Our grandmother (or Beppe as we used to call her) wasn’t a big fan of Oranje Bitter, but she felt she had to serve it on the Queens Birthday. She combined one tradition with another tradition: Dutch Advocaat. This drink is similar to Eggnog, with three important differences: Advocaat is made with egg yolks only, no milk is added and advocaat is heated (62° Celsius to be exact). Basically Advocaat is a sabayon-like drink made with egg yolks, sugar, vanilla and a strong alcohol (brandewijn, gin, vodka or grappa), served in a nice glass with a small spoon. You could add whipped cream, but that’s only hiding the taste.

Beppe cooked her advocaat Au Bain Marie; we cook our Oranje Bitter advocaat using a microwave oven.

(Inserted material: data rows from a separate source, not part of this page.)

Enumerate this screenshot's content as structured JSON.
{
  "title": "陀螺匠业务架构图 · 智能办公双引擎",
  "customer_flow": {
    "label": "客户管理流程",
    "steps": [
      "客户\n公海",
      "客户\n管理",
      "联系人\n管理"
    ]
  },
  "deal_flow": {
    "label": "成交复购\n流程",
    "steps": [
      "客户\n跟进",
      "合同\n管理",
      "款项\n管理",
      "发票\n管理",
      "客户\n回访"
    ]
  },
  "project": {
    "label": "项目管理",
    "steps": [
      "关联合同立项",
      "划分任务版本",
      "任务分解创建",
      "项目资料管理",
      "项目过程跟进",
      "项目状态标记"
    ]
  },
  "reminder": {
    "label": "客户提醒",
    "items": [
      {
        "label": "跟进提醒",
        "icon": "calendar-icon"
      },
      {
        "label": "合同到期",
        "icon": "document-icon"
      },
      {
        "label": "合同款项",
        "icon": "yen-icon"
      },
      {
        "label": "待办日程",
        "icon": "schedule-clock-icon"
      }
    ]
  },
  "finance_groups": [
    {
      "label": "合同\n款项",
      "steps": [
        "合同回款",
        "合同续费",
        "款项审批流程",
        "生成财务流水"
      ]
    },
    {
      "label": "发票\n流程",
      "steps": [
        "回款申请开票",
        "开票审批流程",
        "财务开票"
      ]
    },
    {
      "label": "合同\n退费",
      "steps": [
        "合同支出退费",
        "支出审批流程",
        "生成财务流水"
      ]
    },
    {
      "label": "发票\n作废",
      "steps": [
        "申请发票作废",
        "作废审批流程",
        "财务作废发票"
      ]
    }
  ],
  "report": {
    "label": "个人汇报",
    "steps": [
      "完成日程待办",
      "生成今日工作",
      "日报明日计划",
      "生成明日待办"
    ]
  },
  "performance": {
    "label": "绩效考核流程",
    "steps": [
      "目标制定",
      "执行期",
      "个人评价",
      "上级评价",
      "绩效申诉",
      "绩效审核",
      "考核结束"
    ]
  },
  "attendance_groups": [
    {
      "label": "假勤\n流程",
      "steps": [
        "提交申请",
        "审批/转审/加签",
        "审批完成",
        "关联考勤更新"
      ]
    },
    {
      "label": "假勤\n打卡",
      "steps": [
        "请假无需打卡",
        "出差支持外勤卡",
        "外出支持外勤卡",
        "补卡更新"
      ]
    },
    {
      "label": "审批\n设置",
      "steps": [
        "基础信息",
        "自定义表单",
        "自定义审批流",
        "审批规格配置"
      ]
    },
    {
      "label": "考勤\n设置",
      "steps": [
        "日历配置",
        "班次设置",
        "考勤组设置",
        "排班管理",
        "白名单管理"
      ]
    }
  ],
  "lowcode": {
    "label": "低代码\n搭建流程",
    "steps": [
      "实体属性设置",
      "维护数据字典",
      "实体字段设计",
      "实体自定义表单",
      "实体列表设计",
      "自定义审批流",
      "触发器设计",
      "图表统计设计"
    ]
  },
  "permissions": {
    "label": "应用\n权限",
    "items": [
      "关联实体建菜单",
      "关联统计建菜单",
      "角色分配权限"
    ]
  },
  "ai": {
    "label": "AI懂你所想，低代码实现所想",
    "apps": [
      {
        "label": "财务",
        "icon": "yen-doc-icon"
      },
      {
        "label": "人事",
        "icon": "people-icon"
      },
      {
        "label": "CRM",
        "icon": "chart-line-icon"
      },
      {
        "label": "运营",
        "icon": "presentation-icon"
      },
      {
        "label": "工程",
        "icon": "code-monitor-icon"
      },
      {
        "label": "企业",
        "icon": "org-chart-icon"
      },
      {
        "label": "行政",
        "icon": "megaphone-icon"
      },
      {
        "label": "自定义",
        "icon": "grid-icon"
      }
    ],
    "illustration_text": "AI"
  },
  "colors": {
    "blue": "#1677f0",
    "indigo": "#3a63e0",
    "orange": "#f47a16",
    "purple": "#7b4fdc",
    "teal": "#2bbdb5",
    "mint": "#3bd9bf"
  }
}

Here is what you need (Oranje Bitter Advocaat)

  • 3 Egg Yolks
  • 30 grams of Sugar
  • 80 ml of Oranje Bitter

Here is what you need (Advocaat)

  • 100 grams of Egg Yolks
  • 75 grams of Sugar
  • 5 grams of Vanilla Sugar
  • 125 ml of Vodka

Mix the egg yolks and the sugar well. Make sure is dissolved before gently adding the liquid. Transfer to the microwave and very gently heat the mixture. We used intervals of 10 seconds to start with and intervals of 5 seconds to finish. In total only 75 seconds on 30% power. Duration depends on the power of your microwave. Stir well (or whisk, but not too much) after every interval until it becomes thick. The consistency must be similar to a thick pastry cream (crème pâtissière). Cool quickly and store in the refrigerator.

PS Obviously you need fresh eggs when making advocaat, mayonnaise, sabayon, béarnaise et cetera. We don’t think eating fresh, organic eggs is a problem. Eating all kinds of additives, unclear syrops, modified milk ingredients, guar gum, monoglycerides et cetera, that’s a problem.